Wissen, wie man schießt, müssen die Musiker dennoch: „Ich hatte am Anfang sehr viel Respekt vor der Waffe“, sagt Annika Linse. Und ihr Kommilitone Julian gesteht: „Der Respekt bleibt auch.“ Wenn er eine Waffe in die Hand nehme, sei immer noch ein bisschen Unsicherheit dabei. Nun ist aber auch das Musikleben bei der Bundeswehr nicht gerade etwas für Leichtmatrosen, denn alleine die große stilistische Spannweite stellt die Bläser und Schlagzeuger vor Herausforderungen, die Talent, Fleiß und Disziplin erfordern.

„In einem zivilen Orchester muss ein Trompeter oder Posaunist nicht in einer Bigband mitspielen können“, sagt Euler. Zum Militärmusikdienst der Bundeswehr gehöre es genauso am Volkstrauertag das „Lied vom guten Kameraden“ zu spielen als auch in der armeeeigenen Bigband mitzuwirken. Das Musikkorps spiele auch an der Front, etwa in Afghanistan. Er selber habe einst beim Kosovo-Einsatz für Soldaten mitgespielt, sagt Euler. Die musikalische Betreuung werde von den Truppen sehr gut angenommen. Doch gebe es auch traurige Musizier-Anlässe – etwa nach dem Tod eines Kameraden.

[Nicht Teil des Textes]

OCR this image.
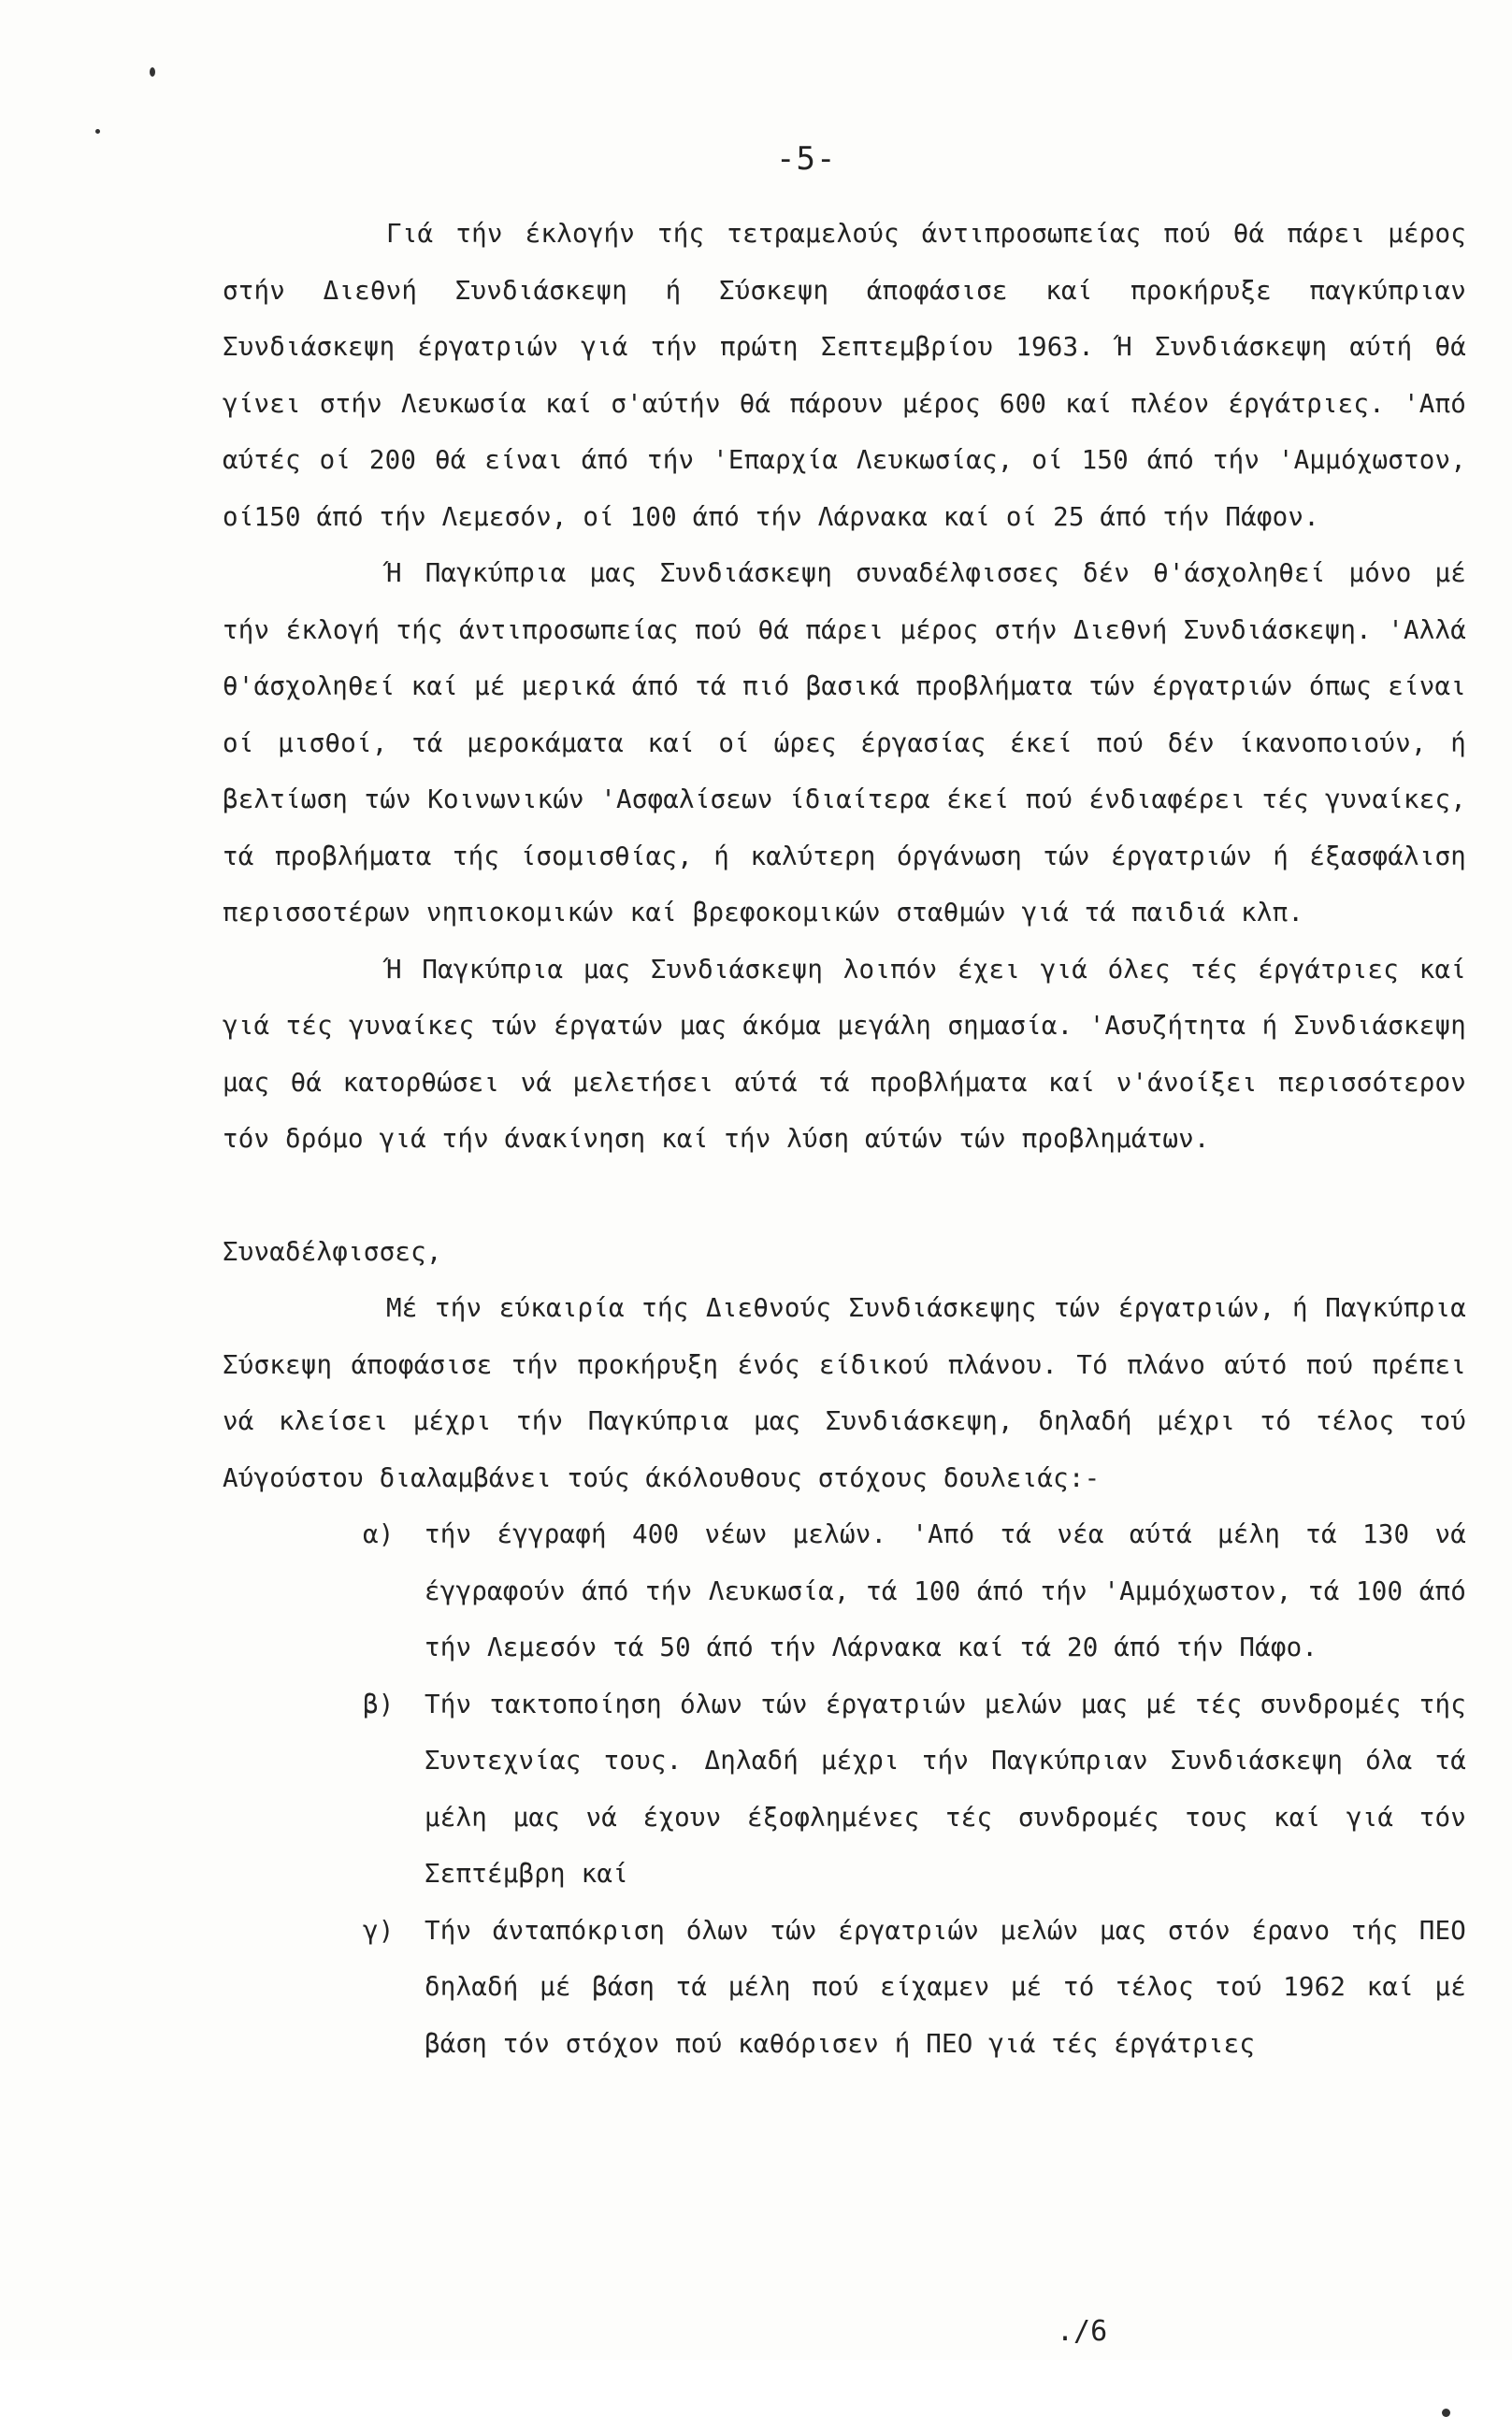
-5-

Γιά τήν έκλογήν τής τετραμελούς άντιπροσωπείας πού θά πάρει μέρος στήν Διεθνή Συνδιάσκεψη ή Σύσκεψη άποφάσισε καί προκήρυξε παγκύπριαν Συνδιάσκεψη έργατριών γιά τήν πρώτη Σεπτεμβρίου 1963. Ή Συνδιάσκεψη αύτή θά γίνει στήν Λευκωσία καί σ'αύτήν θά πάρουν μέρος 600 καί πλέον έργάτριες. 'Από αύτές οί 200 θά είναι άπό τήν 'Επαρχία Λευκωσίας, οί 150 άπό τήν 'Αμμόχωστον, οί150 άπό τήν Λεμεσόν, οί 100 άπό τήν Λάρνακα καί οί 25 άπό τήν Πάφον.

Ή Παγκύπρια μας Συνδιάσκεψη συναδέλφισσες δέν θ'άσχοληθεί μόνο μέ τήν έκλογή τής άντιπροσωπείας πού θά πάρει μέρος στήν Διεθνή Συνδιάσκεψη. 'Αλλά θ'άσχοληθεί καί μέ μερικά άπό τά πιό βασικά προβλήματα τών έργατριών όπως είναι οί μισθοί, τά μεροκάματα καί οί ώρες έργασίας έκεί πού δέν ίκανοποιούν, ή βελτίωση τών Κοινωνικών 'Ασφαλίσεων ίδιαίτερα έκεί πού ένδιαφέρει τές γυναίκες, τά προβλήματα τής ίσομισθίας, ή καλύτερη όργάνωση τών έργατριών ή έξασφάλιση περισσοτέρων νηπιοκομικών καί βρεφοκομικών σταθμών γιά τά παιδιά κλπ.

Ή Παγκύπρια μας Συνδιάσκεψη λοιπόν έχει γιά όλες τές έργάτριες καί γιά τές γυναίκες τών έργατών μας άκόμα μεγάλη σημασία. 'Ασυζήτητα ή Συνδιάσκεψη μας θά κατορθώσει νά μελετήσει αύτά τά προβλήματα καί ν'άνοίξει περισσότερον τόν δρόμο γιά τήν άνακίνηση καί τήν λύση αύτών τών προβλημάτων.

Συναδέλφισσες,

Μέ τήν εύκαιρία τής Διεθνούς Συνδιάσκεψης τών έργατριών, ή Παγκύπρια Σύσκεψη άποφάσισε τήν προκήρυξη ένός είδικού πλάνου. Τό πλάνο αύτό πού πρέπει νά κλείσει μέχρι τήν Παγκύπρια μας Συνδιάσκεψη, δηλαδή μέχρι τό τέλος τού Αύγούστου διαλαμβάνει τούς άκόλουθους στόχους δουλειάς:-

α)	τήν έγγραφή 400 νέων μελών. 'Από τά νέα αύτά μέλη τά 130 νά έγγραφούν άπό τήν Λευκωσία, τά 100 άπό τήν 'Αμμόχωστον, τά 100 άπό τήν Λεμεσόν τά 50 άπό τήν Λάρνακα καί τά 20 άπό τήν Πάφο.
β)	Τήν τακτοποίηση όλων τών έργατριών μελών μας μέ τές συνδρομές τής Συντεχνίας τους. Δηλαδή μέχρι τήν Παγκύπριαν Συνδιάσκεψη όλα τά μέλη μας νά έχουν έξοφλημένες τές συνδρομές τους καί γιά τόν Σεπτέμβρη καί
γ)	Τήν άνταπόκριση όλων τών έργατριών μελών μας στόν έρανο τής ΠΕΟ δηλαδή μέ βάση τά μέλη πού είχαμεν μέ τό τέλος τού 1962 καί μέ βάση τόν στόχον πού καθόρισεν ή ΠΕΟ γιά τές έργάτριες
./6
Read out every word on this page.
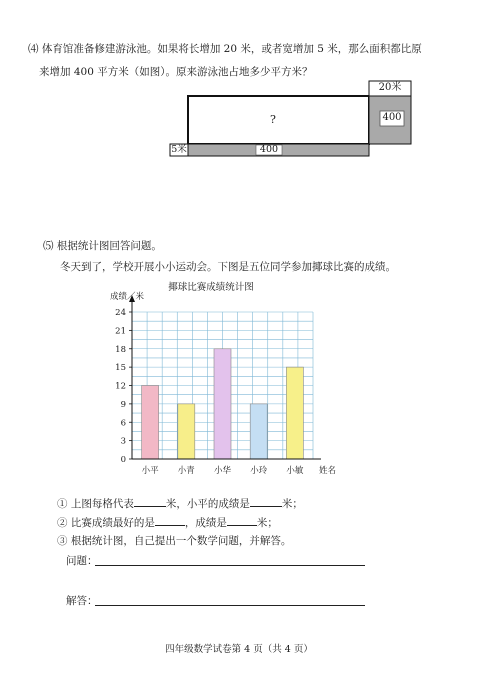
⑷ 体育馆准备修建游泳池。如果将长增加 20 米，或者宽增加 5 米，那么面积都比原
来增加 400 平方米（如图）。原来游泳池占地多少平方米？
20米
?	400
5米	400
⑸ 根据统计图回答问题。
冬天到了，学校开展小小运动会。下图是五位同学参加揶球比赛的成绩。
小平 小青 小华 小玲 小敏
0
3
6
9
12
15
18
21
24
揶球比赛成绩统计图
成绩／米
姓名
① 上图每格代表	米，小平的成绩是	米；
② 比赛成绩最好的是	，成绩是	米；
③ 根据统计图，自己提出一个数学问题，并解答。
问题：
解答：
四年级数学试卷第 4 页（共 4 页）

Neben dem klassischen Musikstudium an der Musikhochschule Düsseldorf erhalten die angehenden Berufsmusiker in Uniform viele weitere Unterrichte sowie Seminare und Workshops in Hilden, die sie auf die von ihnen geforderte musikalische Bandbreite (Moderne Unterhaltungsmusik, klassische Kammermusik, moderne Musik) vorbereiten soll.

Die heitere Seite der Bundeswehr-Musik ist regelmäßig bei den Matineen zum ersten Advent zu erleben. Bislang trat das Ausbildungsmusikkorps im Radschlägersaal der Rheinterrasse Düsseldorf auf, eine Spielstätte, die nicht mehr zur Verfügung steht. Ein neuer Saal wird noch gesucht. Doch gibt es in der Waldkaserne in Hilden regelmäßig Kammerkonzerte, die sogar Ungediente besuchen dürfen.